The U.S. Department of Agriculture is wasting $10 million dollars trying to apply a crop-based biomass utilization model to our rugged and remote National Forests! While Cool Planet Energy Systems' turning of farm waste into gasoline and biochar may have merit, it does not apply well to dead trees on remote public lands.
In a recent article, Montana State University's Peter Kolb gets it wrong by calling dead trees "carbon waste." Dead trees are not corn stalks. They continue playing a crucial role in maintaining forest ecosystems, from providing critical wildlife habitats to returning carbon and nutrients to the forest soil. While Kolb points out the economic problems of getting dead trees to a biomass facility, he wrongly implies that ecological concerns are merely "policy issues" to be overcome.

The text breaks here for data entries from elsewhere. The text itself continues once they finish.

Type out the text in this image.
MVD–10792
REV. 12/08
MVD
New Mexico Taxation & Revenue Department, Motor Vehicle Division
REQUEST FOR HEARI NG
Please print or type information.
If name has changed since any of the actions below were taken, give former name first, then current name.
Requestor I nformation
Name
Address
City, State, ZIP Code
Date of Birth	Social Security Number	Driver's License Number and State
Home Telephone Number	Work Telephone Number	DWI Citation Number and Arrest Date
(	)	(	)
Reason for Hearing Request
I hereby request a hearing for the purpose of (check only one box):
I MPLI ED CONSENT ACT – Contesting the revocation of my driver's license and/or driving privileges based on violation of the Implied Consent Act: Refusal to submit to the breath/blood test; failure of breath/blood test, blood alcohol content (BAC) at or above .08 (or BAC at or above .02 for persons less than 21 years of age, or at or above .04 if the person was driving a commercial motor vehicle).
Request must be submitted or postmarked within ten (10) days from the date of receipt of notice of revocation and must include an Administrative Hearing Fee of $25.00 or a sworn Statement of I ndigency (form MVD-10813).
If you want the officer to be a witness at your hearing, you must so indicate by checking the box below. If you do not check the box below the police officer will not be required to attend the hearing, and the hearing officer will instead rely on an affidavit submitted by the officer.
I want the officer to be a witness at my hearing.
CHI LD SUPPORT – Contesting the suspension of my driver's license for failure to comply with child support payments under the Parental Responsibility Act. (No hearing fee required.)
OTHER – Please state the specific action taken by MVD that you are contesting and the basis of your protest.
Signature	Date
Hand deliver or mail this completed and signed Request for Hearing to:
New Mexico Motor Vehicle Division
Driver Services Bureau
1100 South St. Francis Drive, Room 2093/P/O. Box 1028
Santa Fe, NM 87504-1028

Cool Planet's website indicates that, by applying heat to biomass in the absence of oxygen, one-third of the carbon is released into the air, one-third is bottled up in biofuels, and one-third is sequestered in biochar returned to the soil. Cool Planet claims its process is "carbon negative" and implies the more we drive our cars using its biofuels, the more we are helping cool the planet—by essentially burying its plant life as biochar.
Last November, 41 scientists warned the Environmental Protection Agency that using trees as biomass energy is harmful and quite different than using farm crop waste. In October, 250 scientists told Congress dead trees in burned forests are "one of the most ecologically important and biodiverse habitat types in western conifer forests."
How much of USDA's $10 million will go to scientists finding forest ecosystems are capable of recycling their own carbon? How much will go to silence them as massive federal subsidies are created to grind those ecosystems up?